Filling gaps in Kidney disease research: STRIDES Kidney program receives Canadian Institutes of Health Research funding

People living with advanced kidney disease face a difficult challenge: obesity can make their condition worse, yet most weight-loss research and programs leave them out because their medical needs are so complex A clinical trial called STRIDES ( semaglutide therapy, renal health, Individualized diet, daily exercise, engagement through coaching and support) Kidney aims to study this population to address this gap in care.

Kristin Clemens

Led by Dr. Kristin Clemens, clinician scientist and endocrinologist and holder of the Diabetes Canada Chair in Diabetes Management, the STRIDES Kidney program is designed specifically to support weight management in people with advanced chronic kidney disease, including those on dialysis. The project recently received $100,000 in funding from the Canadian Institutes of Health Research (CIHR), support that will help expand the reach and impact of this innovative work.

Closing a critical gap in care

Obesity is a significant risk factor for kidney disease progression and can limit access to kidney transplantation — the preferred, life-saving treatment for kidney failure. Yet patients with advanced kidney disease are frequently excluded from weight-loss clinical trials due to concerns about comorbidities such as diabetes, cardiovascular disease and reduced kidney function, which can increase the risk of medication side effects.

Dr. Louise Moist

“The gap is that we don’t have strong evidence to guide safe and effective weight management in this population,” says Dr. Louise Moist, clinician scientist and nephrologist, Professor of  Medicine and Epidemiology, Division of Nephrology. “These patients have been left out of many programs and trials, and yet we know obesity is accelerating kidney failure and limiting access to transplant.”

STRIDE was built to address this unmet need. The virtual, personalized intervention that will be studied by Clemens and Moist integrates:  

  • Medication support, including newer therapies such as semaglutide
  • Kidney-specific nutritional counselling
  • Safe, tailored exercise programming
  • Behavioural coaching to support long-term lifestyle change

All elements are delivered in a way that accommodates dialysis schedules, physical limitations and the realities of living with advanced disease.

“The goal isn’t just weight loss,” says Dr. Moist. “It’s improving quality of life, increasing physical strength, expanding access to transplantation and ultimately improving both lifespan and health span.”

From innovation to impact

While CIHR funding provides important validation and momentum, the true impact of the grant lies in what it makes possible.

The funding will support research assistants and coordinators, enabling the team to expand the program across Canada and gather high-quality evidence in a population historically under-studied.

“Our team is truly interdisciplinary,” says Dr. Clemens. “We have medical specialists, surgeons, social scientists, certified diabetes educators, kinesiologists and patient partners. Our work bridges academia and community, and it’s been shaped by the lived experiences of patients.”

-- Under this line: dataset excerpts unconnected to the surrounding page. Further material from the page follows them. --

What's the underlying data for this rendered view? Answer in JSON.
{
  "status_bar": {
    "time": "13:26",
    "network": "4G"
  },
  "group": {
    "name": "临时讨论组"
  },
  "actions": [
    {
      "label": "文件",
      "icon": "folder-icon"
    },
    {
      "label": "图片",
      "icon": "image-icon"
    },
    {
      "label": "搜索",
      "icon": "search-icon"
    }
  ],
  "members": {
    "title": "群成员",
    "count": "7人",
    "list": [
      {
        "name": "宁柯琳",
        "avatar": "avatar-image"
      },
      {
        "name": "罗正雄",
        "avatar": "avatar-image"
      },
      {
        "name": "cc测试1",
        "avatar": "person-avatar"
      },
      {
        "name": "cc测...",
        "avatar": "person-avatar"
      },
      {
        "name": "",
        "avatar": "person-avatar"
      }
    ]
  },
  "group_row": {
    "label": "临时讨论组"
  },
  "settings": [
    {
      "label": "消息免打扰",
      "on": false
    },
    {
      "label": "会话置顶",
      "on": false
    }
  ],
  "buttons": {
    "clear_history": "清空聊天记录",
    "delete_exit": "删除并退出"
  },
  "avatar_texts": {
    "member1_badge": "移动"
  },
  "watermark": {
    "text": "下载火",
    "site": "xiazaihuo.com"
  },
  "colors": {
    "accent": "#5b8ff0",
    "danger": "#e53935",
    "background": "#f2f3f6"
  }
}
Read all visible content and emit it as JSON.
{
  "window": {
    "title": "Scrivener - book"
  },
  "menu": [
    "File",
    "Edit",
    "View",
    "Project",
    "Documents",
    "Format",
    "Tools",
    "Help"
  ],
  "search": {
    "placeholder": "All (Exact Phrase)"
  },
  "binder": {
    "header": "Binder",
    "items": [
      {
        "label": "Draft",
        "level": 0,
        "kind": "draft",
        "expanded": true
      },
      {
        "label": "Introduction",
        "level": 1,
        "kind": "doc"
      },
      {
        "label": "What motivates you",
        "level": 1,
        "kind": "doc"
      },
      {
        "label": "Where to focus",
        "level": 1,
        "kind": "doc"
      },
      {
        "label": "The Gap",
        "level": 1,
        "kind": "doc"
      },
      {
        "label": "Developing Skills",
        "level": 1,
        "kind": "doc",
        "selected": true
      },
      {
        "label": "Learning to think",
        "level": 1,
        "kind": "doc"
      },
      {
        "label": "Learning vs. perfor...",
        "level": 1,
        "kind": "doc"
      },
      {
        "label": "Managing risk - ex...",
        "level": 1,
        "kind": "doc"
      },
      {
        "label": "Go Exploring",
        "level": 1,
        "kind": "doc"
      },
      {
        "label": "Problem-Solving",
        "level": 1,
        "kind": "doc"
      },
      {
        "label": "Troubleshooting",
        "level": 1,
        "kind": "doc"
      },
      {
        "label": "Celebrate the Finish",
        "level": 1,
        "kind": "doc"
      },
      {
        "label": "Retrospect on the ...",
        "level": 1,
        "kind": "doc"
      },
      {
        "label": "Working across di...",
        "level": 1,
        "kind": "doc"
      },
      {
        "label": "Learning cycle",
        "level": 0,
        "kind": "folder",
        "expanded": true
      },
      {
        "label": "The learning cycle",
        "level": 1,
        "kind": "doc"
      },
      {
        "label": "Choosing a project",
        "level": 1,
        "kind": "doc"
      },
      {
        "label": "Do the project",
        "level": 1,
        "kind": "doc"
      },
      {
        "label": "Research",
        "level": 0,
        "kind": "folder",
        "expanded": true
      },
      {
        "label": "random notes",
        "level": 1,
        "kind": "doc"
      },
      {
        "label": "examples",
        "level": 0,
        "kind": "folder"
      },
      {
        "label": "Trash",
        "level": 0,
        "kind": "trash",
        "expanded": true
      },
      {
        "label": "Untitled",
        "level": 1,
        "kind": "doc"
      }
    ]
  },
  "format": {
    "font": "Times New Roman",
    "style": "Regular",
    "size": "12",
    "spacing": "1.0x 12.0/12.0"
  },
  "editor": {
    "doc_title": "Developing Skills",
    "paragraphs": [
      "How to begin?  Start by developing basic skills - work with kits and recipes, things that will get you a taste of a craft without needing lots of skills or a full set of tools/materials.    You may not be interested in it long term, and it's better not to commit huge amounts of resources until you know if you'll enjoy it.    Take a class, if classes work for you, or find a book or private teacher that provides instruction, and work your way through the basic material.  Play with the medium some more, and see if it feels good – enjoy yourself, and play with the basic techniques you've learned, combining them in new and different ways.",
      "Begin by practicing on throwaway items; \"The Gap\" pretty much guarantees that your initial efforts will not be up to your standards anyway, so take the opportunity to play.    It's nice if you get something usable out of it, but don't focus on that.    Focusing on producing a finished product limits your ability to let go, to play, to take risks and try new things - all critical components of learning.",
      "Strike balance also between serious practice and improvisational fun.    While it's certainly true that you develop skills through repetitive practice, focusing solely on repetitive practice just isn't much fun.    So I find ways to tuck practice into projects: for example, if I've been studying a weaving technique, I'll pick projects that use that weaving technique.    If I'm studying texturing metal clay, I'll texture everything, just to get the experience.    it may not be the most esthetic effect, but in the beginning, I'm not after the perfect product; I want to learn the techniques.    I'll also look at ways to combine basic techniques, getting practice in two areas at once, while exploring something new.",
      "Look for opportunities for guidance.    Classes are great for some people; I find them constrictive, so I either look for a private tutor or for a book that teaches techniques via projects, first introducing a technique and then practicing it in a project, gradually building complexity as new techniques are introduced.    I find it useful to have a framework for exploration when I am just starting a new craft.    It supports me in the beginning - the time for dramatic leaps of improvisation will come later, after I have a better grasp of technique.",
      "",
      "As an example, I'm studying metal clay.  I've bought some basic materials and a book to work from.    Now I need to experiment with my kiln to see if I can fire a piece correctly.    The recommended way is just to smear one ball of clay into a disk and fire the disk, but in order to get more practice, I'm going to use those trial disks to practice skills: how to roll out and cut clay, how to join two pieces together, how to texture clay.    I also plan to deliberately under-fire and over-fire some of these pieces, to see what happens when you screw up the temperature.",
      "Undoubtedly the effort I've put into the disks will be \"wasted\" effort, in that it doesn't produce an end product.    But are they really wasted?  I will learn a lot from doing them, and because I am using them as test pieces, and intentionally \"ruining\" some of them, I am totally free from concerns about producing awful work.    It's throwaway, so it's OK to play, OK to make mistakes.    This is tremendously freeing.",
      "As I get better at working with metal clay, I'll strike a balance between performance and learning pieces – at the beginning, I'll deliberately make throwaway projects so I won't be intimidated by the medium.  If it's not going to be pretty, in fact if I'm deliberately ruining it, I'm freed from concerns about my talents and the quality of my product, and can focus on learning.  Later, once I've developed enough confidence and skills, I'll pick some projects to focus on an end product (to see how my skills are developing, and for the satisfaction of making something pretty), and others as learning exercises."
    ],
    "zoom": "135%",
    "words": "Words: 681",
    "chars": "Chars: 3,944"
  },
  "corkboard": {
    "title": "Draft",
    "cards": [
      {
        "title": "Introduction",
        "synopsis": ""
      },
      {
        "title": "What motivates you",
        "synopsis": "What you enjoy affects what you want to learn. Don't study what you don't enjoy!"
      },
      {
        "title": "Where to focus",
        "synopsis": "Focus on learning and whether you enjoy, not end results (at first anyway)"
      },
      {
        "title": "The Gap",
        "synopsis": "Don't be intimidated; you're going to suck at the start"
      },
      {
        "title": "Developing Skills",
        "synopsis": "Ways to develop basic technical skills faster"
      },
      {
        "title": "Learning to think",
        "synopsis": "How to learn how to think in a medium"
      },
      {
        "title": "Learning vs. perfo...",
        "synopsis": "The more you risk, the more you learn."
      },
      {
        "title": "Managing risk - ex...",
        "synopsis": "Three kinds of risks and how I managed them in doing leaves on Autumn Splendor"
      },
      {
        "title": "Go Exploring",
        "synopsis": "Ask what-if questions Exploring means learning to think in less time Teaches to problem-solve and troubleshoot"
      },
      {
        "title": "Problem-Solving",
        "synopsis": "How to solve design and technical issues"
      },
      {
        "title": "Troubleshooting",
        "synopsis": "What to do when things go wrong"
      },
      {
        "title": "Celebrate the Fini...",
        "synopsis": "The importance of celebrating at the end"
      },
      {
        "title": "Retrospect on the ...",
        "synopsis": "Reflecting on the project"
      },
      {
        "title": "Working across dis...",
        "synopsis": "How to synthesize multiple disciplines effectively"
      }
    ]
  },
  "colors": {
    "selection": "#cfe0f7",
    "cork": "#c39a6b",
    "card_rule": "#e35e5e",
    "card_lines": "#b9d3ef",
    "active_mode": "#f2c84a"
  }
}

With approximately 15 members, the team has spent five years building the foundation needed to launch STRIDES. The project also reflects a strong commitment to patient-oriented research. The grant was identified as a priority by CIHR’s Strategy for Patient-Oriented Research panel, which funds  projects with meaningful, real-world impact.

“That recognition is very meaningful to us,” says Dr. Clemens. “This work began with patient-oriented research years ago, and to see it still resonate as important to patients and advocates is incredibly rewarding.”

Redefining routine kidney care

STRIDES could fundamentally change how obesity is addressed in kidney care.

In five to ten years, weight management could become embedded in routine kidney treatment — just like managing blood pressure or blood sugar. Instead of being told they are “too high risk” for transplant, patients could access proven, evidence-based programs tailored to their needs.

The virtual design may also help reduce inequities by reaching patients who face barriers to in-person care, including those in rural or remote communities and populations historically underserved by traditional programs.

“This is about shifting from crisis management to prevention and empowerment,” says Dr. Moist. “Healthy living becomes part of what we do”

By generating high quality evidence and demonstrating feasibility at scale, the STRIDES Kidney project has the potential to inform clinical guidelines and health policy beyond a single clinic or institution.